A government agency, however, faces no such pressure. No matter how much FEMA may be criticized or ridiculed for its failures to get aid to disaster victims in a timely fashion, there is no rival government agency that these people can turn to for the same service. Moreover, the people who run these agencies are paid according to fixed salary schedules, not by how quickly or how well they serve people hit by disaster. In rare cases where a government monopoly is forced to compete with private enterprises doing the same thing, the results are often like that of the government postal service in India:

When Mumbai Region Postmaster General A.P. Srivastava joined the postal system 27 years ago, mailmen routinely hired extra laborers to help carry bulging gunnysacks of letters they took all day to deliver.

Today, private-sector couriers such as FedEx Corp. and United Parcel Service Inc. have grabbed more than half the delivery business nationwide. That means this city's thousands of postmen finish their rounds before lunch. Mr. Srivastava, who can't fire excess staffers, spends much of his time cooking up new schemes to keep his workers busy. He's ruled out selling onions at Mumbai post offices: too perishable. Instead, he's considering marketing hair oil and shampoo.

India Post, which carried 16 billion pieces of mail in 1999, carried less than 8 billion pieces by 2005, after FedEx and UPS moved in. The fact that competition means losers as well as winners may be obvious but that does not mean that its implications are widely accepted. For decades, a succession of low-price retailers have been demonized for driving higher-cost competitors out of business. The Robinson-Patman Act of 1936 was sometimes called “the anti-Sears, Roebuck Act” and Congressman Patman also denounced those who ran theA& P grocery chain. In the twenty-first century, Wal-Mart has inherited the role of villain because it too makes it harder for higher-cost competitors to survive. Where, as in India, the higher-cost competitor is a government agency, the rigidities of its rules — such as not being able to fire unneeded workers — make adjustments even harder than they would be for a private enterprise trying to survive in the face of new competition.

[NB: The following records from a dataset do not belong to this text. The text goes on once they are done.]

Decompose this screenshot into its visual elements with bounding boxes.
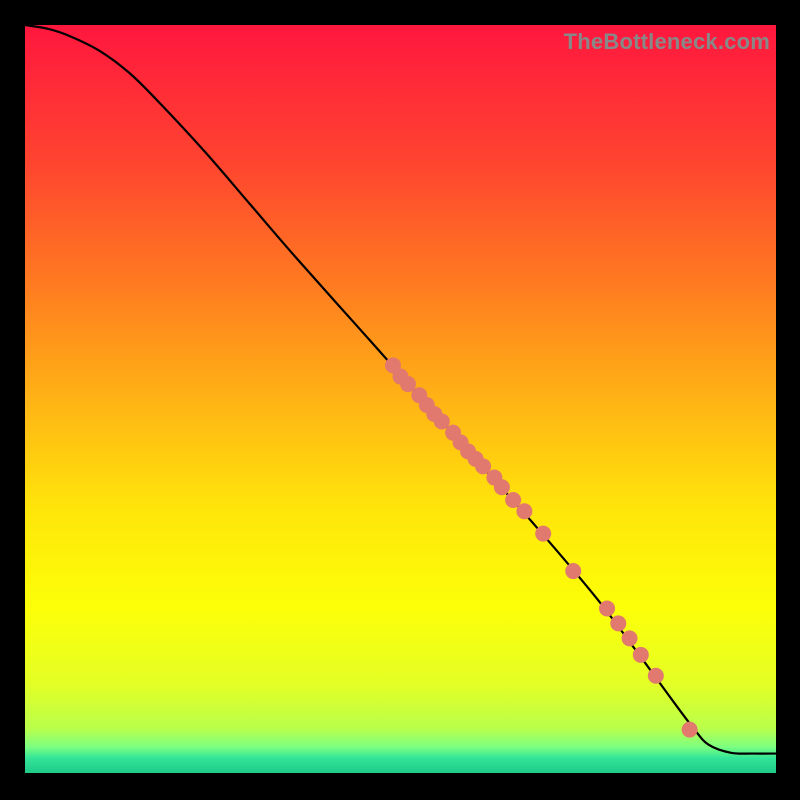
highlight-point	[599, 600, 615, 616]
highlight-point	[622, 630, 638, 646]
highlight-point	[648, 668, 664, 684]
highlight-point	[535, 526, 551, 542]
highlight-point	[565, 563, 581, 579]
highlight-point	[516, 503, 532, 519]
highlight-point	[682, 722, 698, 738]
watermark-label: TheBottleneck.com	[564, 29, 770, 55]
chart-frame: TheBottleneck.com	[25, 25, 776, 773]
highlight-point	[633, 647, 649, 663]
highlight-point	[494, 479, 510, 495]
highlight-point	[610, 615, 626, 631]
plot-background	[25, 25, 776, 773]
bottleneck-chart	[25, 25, 776, 773]
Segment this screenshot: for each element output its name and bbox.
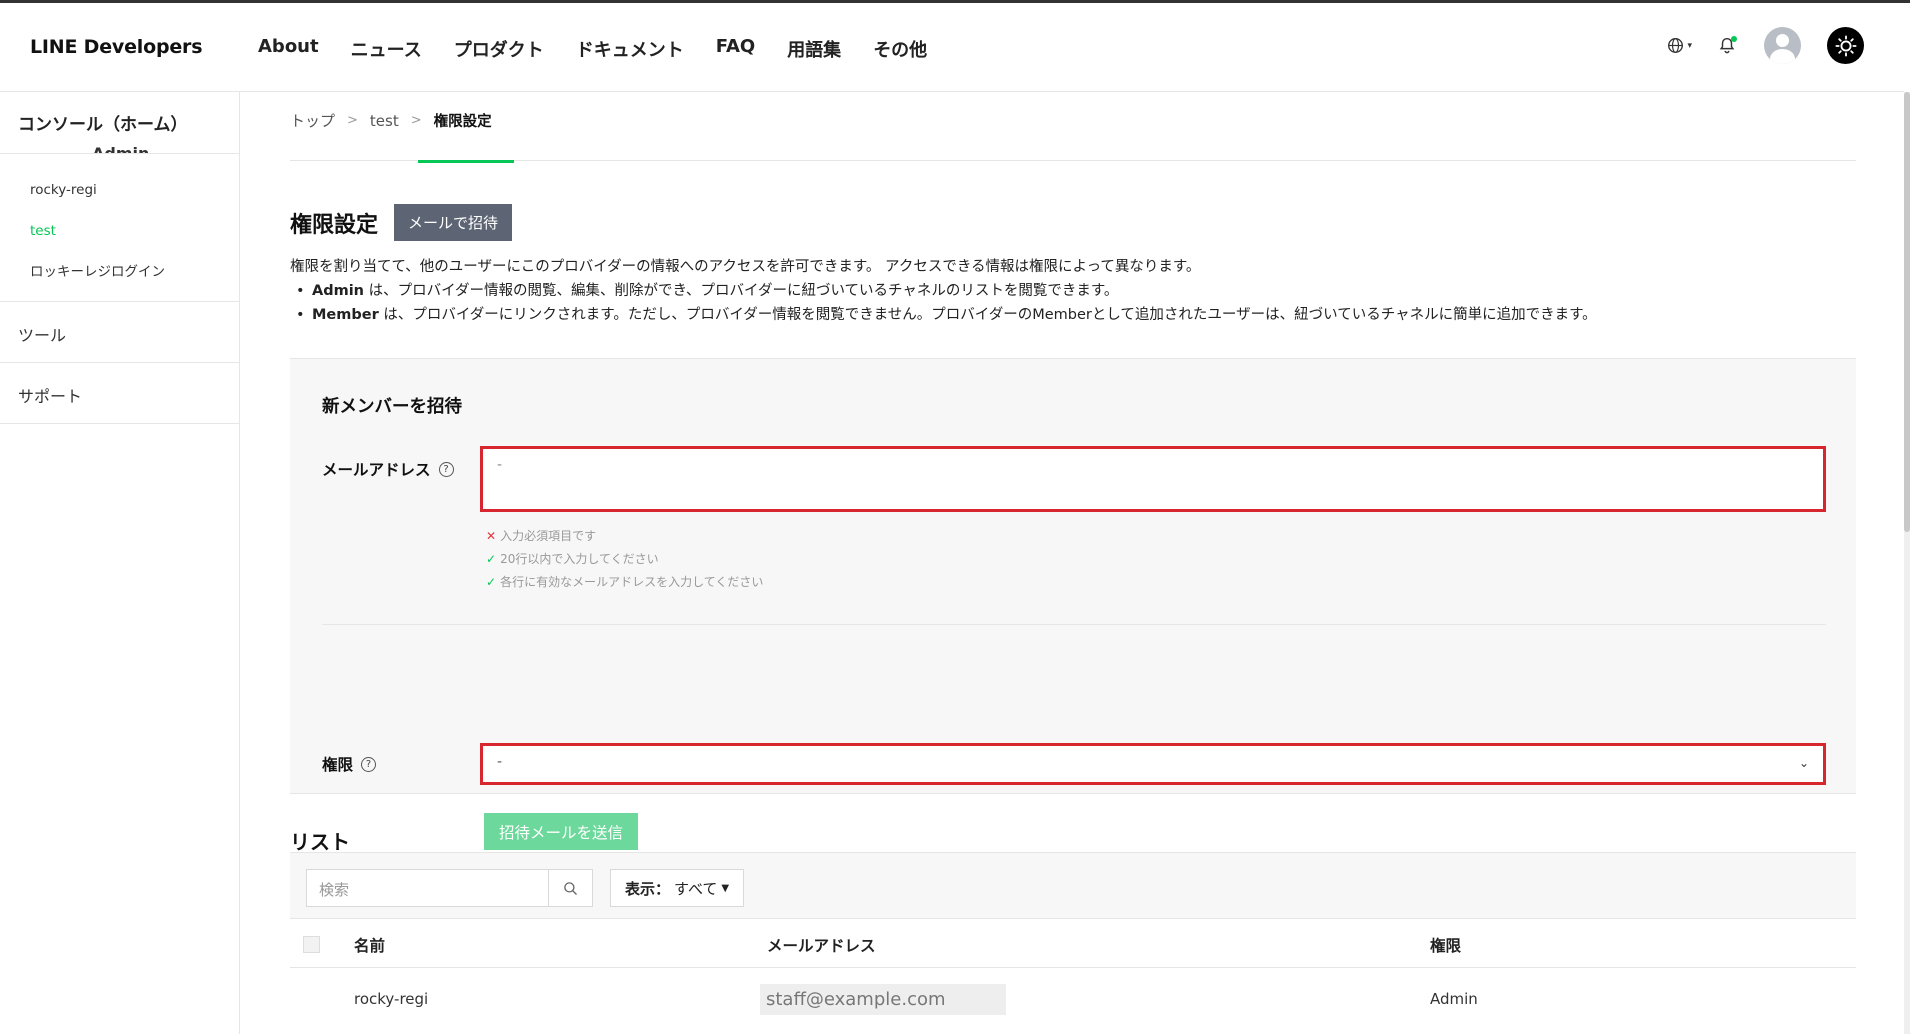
- user-avatar[interactable]: [1764, 27, 1801, 64]
- nav-more[interactable]: その他: [873, 36, 927, 62]
- notification-dot: [1731, 35, 1737, 42]
- sidebar-section-tools[interactable]: ツール: [0, 302, 239, 363]
- language-selector[interactable]: ▾: [1667, 37, 1692, 54]
- column-name[interactable]: 名前: [354, 934, 385, 956]
- nav-documents[interactable]: ドキュメント: [576, 36, 684, 62]
- help-icon[interactable]: ?: [361, 756, 377, 772]
- chevron-right-icon: >: [347, 113, 358, 128]
- email-label: メールアドレス ?: [322, 458, 454, 480]
- nav-news[interactable]: ニュース: [351, 36, 422, 62]
- role-member-text: は、プロバイダーにリンクされます。ただし、プロバイダー情報を閲覧できません。プロ…: [378, 307, 1597, 323]
- title-row: 権限設定 メールで招待: [290, 204, 513, 241]
- search-input[interactable]: 検索: [307, 870, 549, 906]
- rule-max-lines: ✓ 20行以内で入力してください: [486, 548, 763, 571]
- breadcrumb-provider[interactable]: test: [370, 112, 399, 130]
- permission-label-text: 権限: [322, 756, 354, 774]
- page-scrollbar[interactable]: [1904, 92, 1910, 1034]
- page-description: 権限を割り当てて、他のユーザーにこのプロバイダーの情報へのアクセスを許可できます…: [290, 255, 1856, 327]
- column-permission[interactable]: 権限: [1430, 934, 1461, 956]
- cross-icon: ✕: [486, 529, 497, 543]
- list-title: リスト: [290, 830, 350, 854]
- description-text: 権限を割り当てて、他のユーザーにこのプロバイダーの情報へのアクセスを許可できます…: [290, 259, 1201, 275]
- notification-button[interactable]: [1718, 35, 1738, 56]
- caret-down-icon: ▼: [721, 882, 730, 894]
- rule-max-lines-text: 20行以内で入力してください: [500, 552, 659, 566]
- role-admin-item: Admin は、プロバイダー情報の閲覧、編集、削除ができ、プロバイダーに紐づいて…: [290, 279, 1856, 303]
- sidebar-item-rocky-login[interactable]: ロッキーレジログイン: [0, 252, 239, 293]
- chevron-down-icon: ⌄: [1798, 756, 1809, 770]
- search-button[interactable]: [549, 870, 592, 906]
- top-header: LINE Developers About ニュース プロダクト ドキュメント …: [0, 3, 1904, 92]
- sidebar-console-home[interactable]: コンソール（ホーム） Admin: [0, 92, 239, 154]
- nav-glossary[interactable]: 用語集: [787, 36, 841, 62]
- table-row[interactable]: rocky-regi staff@example.com Admin: [290, 968, 1856, 1028]
- filter-value: すべて: [674, 879, 718, 898]
- check-icon: ✓: [486, 575, 497, 589]
- rule-valid-email: ✓ 各行に有効なメールアドレスを入力してください: [486, 571, 763, 594]
- permission-select[interactable]: - ⌄: [480, 743, 1826, 785]
- caret-down-icon: ▾: [1687, 40, 1692, 51]
- sun-icon: [1834, 34, 1857, 57]
- header-icons: ▾: [1667, 27, 1864, 64]
- display-filter-dropdown[interactable]: 表示： すべて ▼: [610, 869, 745, 907]
- row-email: staff@example.com: [760, 984, 1006, 1015]
- search-box: 検索: [306, 869, 593, 907]
- rule-required: ✕ 入力必須項目です: [486, 525, 763, 548]
- invite-panel-title: 新メンバーを招待: [322, 397, 462, 417]
- sidebar-item-rocky-regi[interactable]: rocky-regi: [0, 170, 239, 211]
- column-email[interactable]: メールアドレス: [767, 934, 876, 956]
- permission-select-value: -: [497, 754, 503, 770]
- globe-icon: [1668, 38, 1684, 53]
- role-member-item: Member は、プロバイダーにリンクされます。ただし、プロバイダー情報を閲覧で…: [290, 303, 1856, 327]
- sidebar-item-test[interactable]: test: [0, 211, 239, 252]
- theme-toggle[interactable]: [1827, 27, 1864, 64]
- row-name: rocky-regi: [354, 990, 429, 1008]
- sidebar-provider-list: rocky-regi test ロッキーレジログイン: [0, 154, 239, 302]
- scrollbar-thumb[interactable]: [1904, 92, 1910, 532]
- rule-valid-email-text: 各行に有効なメールアドレスを入力してください: [500, 575, 764, 589]
- sidebar-home-label: コンソール（ホーム）: [18, 115, 188, 135]
- rule-required-text: 入力必須項目です: [500, 529, 597, 543]
- page-title: 権限設定: [290, 212, 379, 238]
- chevron-right-icon: >: [410, 113, 422, 128]
- email-textarea[interactable]: -: [480, 446, 1826, 512]
- help-icon[interactable]: ?: [438, 461, 454, 477]
- tab-active-indicator[interactable]: [418, 160, 514, 163]
- main-nav: About ニュース プロダクト ドキュメント FAQ 用語集 その他: [258, 36, 927, 62]
- role-admin-text: は、プロバイダー情報の閲覧、編集、削除ができ、プロバイダーに紐づいているチャネル…: [364, 283, 1119, 299]
- sidebar-section-support[interactable]: サポート: [0, 363, 239, 424]
- breadcrumb-top[interactable]: トップ: [290, 110, 335, 131]
- search-icon: [564, 881, 577, 895]
- role-admin-name: Admin: [312, 283, 365, 299]
- invite-by-email-button[interactable]: メールで招待: [394, 204, 513, 241]
- panel-divider: [322, 624, 1826, 625]
- email-validation-rules: ✕ 入力必須項目です ✓ 20行以内で入力してください ✓ 各行に有効なメールアドレス…: [486, 525, 763, 594]
- nav-faq[interactable]: FAQ: [716, 36, 755, 62]
- role-member-name: Member: [312, 307, 379, 323]
- sidebar: コンソール（ホーム） Admin rocky-regi test ロッキーレジロ…: [0, 92, 240, 1034]
- row-permission: Admin: [1430, 990, 1478, 1008]
- select-all-checkbox[interactable]: [303, 936, 320, 953]
- email-label-text: メールアドレス: [322, 461, 431, 479]
- breadcrumb: トップ > test > 権限設定: [290, 110, 492, 131]
- breadcrumb-current: 権限設定: [433, 114, 492, 130]
- list-toolbar: 検索 表示： すべて ▼: [290, 853, 1856, 918]
- tab-bar: [290, 160, 1856, 163]
- nav-products[interactable]: プロダクト: [454, 36, 544, 62]
- nav-about[interactable]: About: [258, 36, 319, 62]
- table-header: 名前 メールアドレス 権限: [290, 918, 1856, 968]
- check-icon: ✓: [486, 552, 497, 566]
- permission-label: 権限 ?: [322, 753, 377, 775]
- invite-panel: 新メンバーを招待 メールアドレス ? - ✕ 入力必須項目です ✓ 20行以内で入力…: [290, 358, 1856, 850]
- send-invite-button[interactable]: 招待メールを送信: [484, 813, 638, 850]
- sidebar-cut-label: Admin: [92, 144, 150, 154]
- filter-label: 表示：: [625, 879, 671, 898]
- role-list: Admin は、プロバイダー情報の閲覧、編集、削除ができ、プロバイダーに紐づいて…: [290, 279, 1856, 327]
- site-logo[interactable]: LINE Developers: [30, 36, 203, 58]
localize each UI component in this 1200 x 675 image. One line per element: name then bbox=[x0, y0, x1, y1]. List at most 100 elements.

A New York Times reporter in 2010 found it a “paradox” that a highly efficient German manufacturer of museum display cases is “making life difficult” for manufacturers of similar products in other countries. Other German manufacturers of other products have likewise been very successful but “some of their success comes at the expense of countries like Greece, Spain and Portugal.” His all too familiar conclusion: “The problem that policy makers are wrestling with is how to correct the economic imbalances that German competitiveness creates.” Since the producer of a better or less expensive product almost invariably gains customers at the expense of other producers, the concerns of policy-makers seem to fit Adam Smith's description of politicians paying “a most unnecessary attention” to market transactions that would go better without them.